『犬のために山へ移住する』より。 画像提供:穴澤 賢氏
都会では、犬を思いきり走らせる場所がなかなかない。そんな環境に限界を感じ、「愛犬と山で暮らしたい」と移住を考える人もいるだろう。だが実際に土地を探してみると、理想だけでは決められない現実が見えてくる。八ヶ岳へ移住した筆者が、山暮らしのリアルと土地選びのポイントを語る。※本稿は、編集者の穴澤 賢『犬のために山へ移住する』(草思社)の一部を抜粋・編集したものです。
人並みの便利を享受しつつ
山暮らしを楽しみたい
私が暮らすのは別荘地だが、読んでいる人の中には「なぜ別荘地なの?山の中や村では駄目なの?」と思う人もいるかもしれない。そういう私も、山の土地を探したこともある。なのになぜ別荘地に落ち着いたのか。
最も大きな理由はインフラである。山には売りに出ている土地はたくさんある。価格も安い。300坪で100万以下なんてざらにあるし、もっと広い何千坪なんて土地もある。
実際に私が見に行った山の土地はこんなところだった。そこは山道から脇道を数百mほど入った土地だった。ちょっと高台になっていて、見晴らしも素晴らしかった。何も知らない私は「ここ最高じゃん!」と思った。

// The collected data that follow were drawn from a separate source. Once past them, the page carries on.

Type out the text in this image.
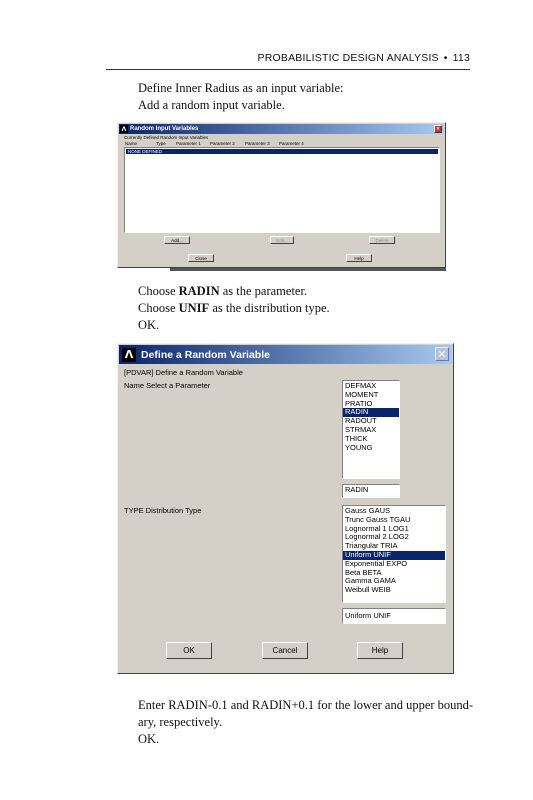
PROBABILISTIC DESIGN ANALYSIS • 113
Define Inner Radius as an input variable:
Add a random input variable.
Λ Random Input Variables	×
Currently Defined Random Input Variables
Name	Type Parameter 1 Parameter 2 Parameter 3 Parameter 4
NONE DEFINED
Add...	Edit...	Delete
Close	Help
Choose RADIN as the parameter.
Choose UNIF as the distribution type.
OK.
Λ Define a Random Variable	×
[PDVAR] Define a Random Variable
Name Select a Parameter	DEFMAX
MOMENT
PRATIO
RADIN
RADOUT
STRMAX
THICK
YOUNG
RADIN
TYPE Distribution Type	Gauss GAUS
Trunc Gauss TGAU
Lognormal 1 LOG1
Lognormal 2 LOG2
Triangular TRIA
Uniform UNIF
Exponential EXPO
Beta BETA
Gamma GAMA
Weibull WEIB
Uniform UNIF
OK	Cancel	Help
Enter RADIN-0.1 and RADIN+0.1 for the lower and upper bound-
ary, respectively.
OK.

誰も入ってこないから静かだし、山々の景色を眺めながらのんびり暮らせそうな気がした。
しかし、そこでふと疑問が湧いた。ガスがプロパンなのはわかるが、電気は?水道は?どうするの?そのあたりを不動産屋に尋ねると、電気は電力会社に頼んでそこまで引かないといけない。その費用がかかる。水道はないから井戸を掘るしかない。井戸を掘ったところで水が出る保証はないし、飲めるとも限らない。
出なかったらどうするの?しかも買ってもない土地に井戸なんか掘れないから確かめようがない。